A frustrating thread-related problem recently occurred restoring a 4 hp Excelsior engine, where I found that all the tapered pipe threads used on the fuel tank, fuel pump, mixer and return circuit were oversized. The threads on a modern fitting bottomed out before they mated up. Clearly, Excelsior made their own taps and chose to make them about 1/32 inch oversized!
To overcome this, I purchased a taper turning attachment for my Hardinge lathe in order to custom make the oversized tapered pipe fittings. This attachment has since come in very handy for producing British Standard Pipe threads. Anyone owning or contemplating owning an English engine will find the common use of BSP threads. In every case the Whitworth thread angle is 55 degrees and in almost every case there is a different number of threads per inch.

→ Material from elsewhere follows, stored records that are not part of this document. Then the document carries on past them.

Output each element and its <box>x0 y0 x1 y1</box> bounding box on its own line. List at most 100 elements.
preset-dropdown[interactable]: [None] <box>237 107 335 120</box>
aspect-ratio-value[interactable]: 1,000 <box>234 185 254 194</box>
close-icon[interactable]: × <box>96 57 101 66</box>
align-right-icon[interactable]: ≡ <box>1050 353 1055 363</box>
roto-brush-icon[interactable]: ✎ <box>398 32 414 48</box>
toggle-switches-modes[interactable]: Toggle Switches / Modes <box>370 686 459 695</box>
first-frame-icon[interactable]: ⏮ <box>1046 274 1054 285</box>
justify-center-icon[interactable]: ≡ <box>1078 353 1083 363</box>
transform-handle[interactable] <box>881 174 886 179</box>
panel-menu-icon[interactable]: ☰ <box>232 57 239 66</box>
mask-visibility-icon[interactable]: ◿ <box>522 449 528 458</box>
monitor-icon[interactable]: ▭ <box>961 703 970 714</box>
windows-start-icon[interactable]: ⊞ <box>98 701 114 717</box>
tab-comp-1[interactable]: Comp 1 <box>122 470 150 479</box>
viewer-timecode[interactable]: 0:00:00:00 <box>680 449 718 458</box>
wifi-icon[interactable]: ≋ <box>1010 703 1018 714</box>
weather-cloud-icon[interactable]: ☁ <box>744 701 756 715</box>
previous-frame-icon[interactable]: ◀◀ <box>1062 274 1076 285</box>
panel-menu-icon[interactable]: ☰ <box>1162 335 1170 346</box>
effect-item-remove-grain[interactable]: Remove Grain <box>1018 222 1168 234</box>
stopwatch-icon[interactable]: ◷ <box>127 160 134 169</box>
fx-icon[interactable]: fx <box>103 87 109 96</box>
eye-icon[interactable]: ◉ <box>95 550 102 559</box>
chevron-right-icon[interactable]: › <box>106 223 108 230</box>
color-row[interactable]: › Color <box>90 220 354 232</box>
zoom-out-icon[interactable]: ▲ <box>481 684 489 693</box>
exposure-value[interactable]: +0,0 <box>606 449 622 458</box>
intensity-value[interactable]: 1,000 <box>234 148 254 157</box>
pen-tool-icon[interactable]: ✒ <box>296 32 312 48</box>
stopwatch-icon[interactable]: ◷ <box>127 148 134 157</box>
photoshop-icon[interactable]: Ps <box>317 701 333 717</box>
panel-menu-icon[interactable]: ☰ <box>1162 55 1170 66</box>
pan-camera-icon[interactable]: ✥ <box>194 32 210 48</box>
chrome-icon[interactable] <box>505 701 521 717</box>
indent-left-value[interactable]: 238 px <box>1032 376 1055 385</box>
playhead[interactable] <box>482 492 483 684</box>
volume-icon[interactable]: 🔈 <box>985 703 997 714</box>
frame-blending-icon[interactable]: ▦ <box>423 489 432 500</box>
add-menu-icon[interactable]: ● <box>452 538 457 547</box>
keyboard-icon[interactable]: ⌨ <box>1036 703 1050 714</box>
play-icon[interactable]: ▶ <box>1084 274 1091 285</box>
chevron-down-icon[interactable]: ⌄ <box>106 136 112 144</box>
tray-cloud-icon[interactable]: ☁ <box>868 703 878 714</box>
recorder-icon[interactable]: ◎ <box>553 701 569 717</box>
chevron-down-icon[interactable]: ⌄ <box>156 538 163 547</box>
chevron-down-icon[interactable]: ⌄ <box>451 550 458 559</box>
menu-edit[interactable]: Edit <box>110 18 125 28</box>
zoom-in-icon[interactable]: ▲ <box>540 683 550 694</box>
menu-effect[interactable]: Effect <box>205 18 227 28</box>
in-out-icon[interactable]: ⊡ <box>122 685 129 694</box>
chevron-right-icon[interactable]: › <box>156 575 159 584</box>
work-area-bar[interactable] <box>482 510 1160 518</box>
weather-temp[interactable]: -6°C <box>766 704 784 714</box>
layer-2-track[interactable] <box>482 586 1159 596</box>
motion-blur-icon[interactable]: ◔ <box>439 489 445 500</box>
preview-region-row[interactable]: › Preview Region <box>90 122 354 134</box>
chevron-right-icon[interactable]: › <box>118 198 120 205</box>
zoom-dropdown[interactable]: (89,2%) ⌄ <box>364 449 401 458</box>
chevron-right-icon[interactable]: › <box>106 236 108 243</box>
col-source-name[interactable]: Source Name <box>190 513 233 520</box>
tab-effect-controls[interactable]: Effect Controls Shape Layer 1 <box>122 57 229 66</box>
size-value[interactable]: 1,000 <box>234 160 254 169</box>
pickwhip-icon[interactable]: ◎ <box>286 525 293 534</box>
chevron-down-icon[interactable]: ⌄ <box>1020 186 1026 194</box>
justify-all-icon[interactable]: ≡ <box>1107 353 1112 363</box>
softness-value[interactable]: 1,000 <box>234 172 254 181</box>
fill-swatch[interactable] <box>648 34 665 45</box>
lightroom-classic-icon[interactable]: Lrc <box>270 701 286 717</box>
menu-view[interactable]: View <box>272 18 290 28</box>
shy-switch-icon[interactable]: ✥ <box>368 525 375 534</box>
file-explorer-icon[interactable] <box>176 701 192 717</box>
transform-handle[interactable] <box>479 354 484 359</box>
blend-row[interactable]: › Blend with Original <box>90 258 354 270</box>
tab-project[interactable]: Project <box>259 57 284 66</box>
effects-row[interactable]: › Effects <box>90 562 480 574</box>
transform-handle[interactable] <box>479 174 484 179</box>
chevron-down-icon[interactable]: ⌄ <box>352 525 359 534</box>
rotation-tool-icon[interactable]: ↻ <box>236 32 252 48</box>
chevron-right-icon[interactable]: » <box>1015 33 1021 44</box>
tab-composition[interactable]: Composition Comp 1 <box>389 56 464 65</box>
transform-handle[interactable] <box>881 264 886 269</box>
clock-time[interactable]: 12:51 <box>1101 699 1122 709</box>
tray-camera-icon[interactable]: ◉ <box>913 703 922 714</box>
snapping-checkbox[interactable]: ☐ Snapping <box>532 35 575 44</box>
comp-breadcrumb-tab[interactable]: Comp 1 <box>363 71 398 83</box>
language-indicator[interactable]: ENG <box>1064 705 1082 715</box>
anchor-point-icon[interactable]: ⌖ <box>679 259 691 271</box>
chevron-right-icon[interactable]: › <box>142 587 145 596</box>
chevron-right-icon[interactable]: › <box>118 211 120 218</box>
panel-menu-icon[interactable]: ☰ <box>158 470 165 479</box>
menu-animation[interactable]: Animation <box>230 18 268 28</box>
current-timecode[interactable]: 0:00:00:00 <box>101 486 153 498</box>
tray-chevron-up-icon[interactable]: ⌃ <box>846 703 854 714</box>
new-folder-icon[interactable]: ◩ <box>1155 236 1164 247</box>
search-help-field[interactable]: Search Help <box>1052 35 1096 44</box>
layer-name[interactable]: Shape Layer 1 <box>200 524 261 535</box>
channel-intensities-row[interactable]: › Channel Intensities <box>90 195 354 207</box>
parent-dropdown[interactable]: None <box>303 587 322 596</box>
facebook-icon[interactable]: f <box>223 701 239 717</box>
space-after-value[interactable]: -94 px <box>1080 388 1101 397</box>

The basic pipe size and taper are the same, which means you cannot visually tell the difference between NPT and BSP. Don’t make the mistake of thinking a few extra turns of Teflon tape will fix the problem!
NPT and BSP are the only two tapered pipe thread standards in the world. Modern machinery uses one of the two, and you might be surprised to know that machinery (CNC lathes, milling machines, etc.) made in Taiwan or Japan is quite likely to have BSP threads used on the various hydraulic components.
I have experienced some real disasters that occurred at the port of entry where accessories are added before shipment to the end customer. Unfortunately, there is no color coding or distinguishable marks to alert technicians to the lack of interchangeability, and the inevitable happens. I never cease to be surprised at the number of “experienced” engineers and technicians who believe there is a metric pipe thread system or that BSP is metric: neither is true.
Perhaps the most shocking aspect of lack of standardization occurs in the metric thread system. While metric threads don’t show up often in engine restoration, they are out there. I came across two instances of standardization lapses recently. The first showed up when I tapped a metric M-10 x 1.0 hole in a model engine to accept an NGK CM-6 spark plug. The plug was so loose I dared not get it more than finger tight. When I measured the pitch diameter of the threads I discovered that they were 0.006-0.008 inch (0.2mm) undersized.
More recently, I made an adapter to install a modern NGK glow plug into an early Ruston & Hornsby open-crank diesel engine. The published size of the glow plug was M-10 x 1.25 and I ran into the almost identical problem after tapping with an ISO standard tap; the plug fit so loose I couldn’t risk using it. Again, the threads checked out at 0.008 inch (0.2mm) undersized. I sent an email to NGK outlining this problem, but have not received a response.
Having been an engineer and a journeyman machinist for over 60 years (I trained at Rolls Royce’s aircraft engine pision) I have certainly seen my share of peculiar thread problems. Many younger engineers are convinced the metric system is the ultimate in standardization, but as an “old timer” I know that the Whitworth thread standards (no longer used) and the American Unified screw thread systems are the two most standardized in the world, and this results in absolute interchangeability within their respective systems, something that does not happen with metric threads.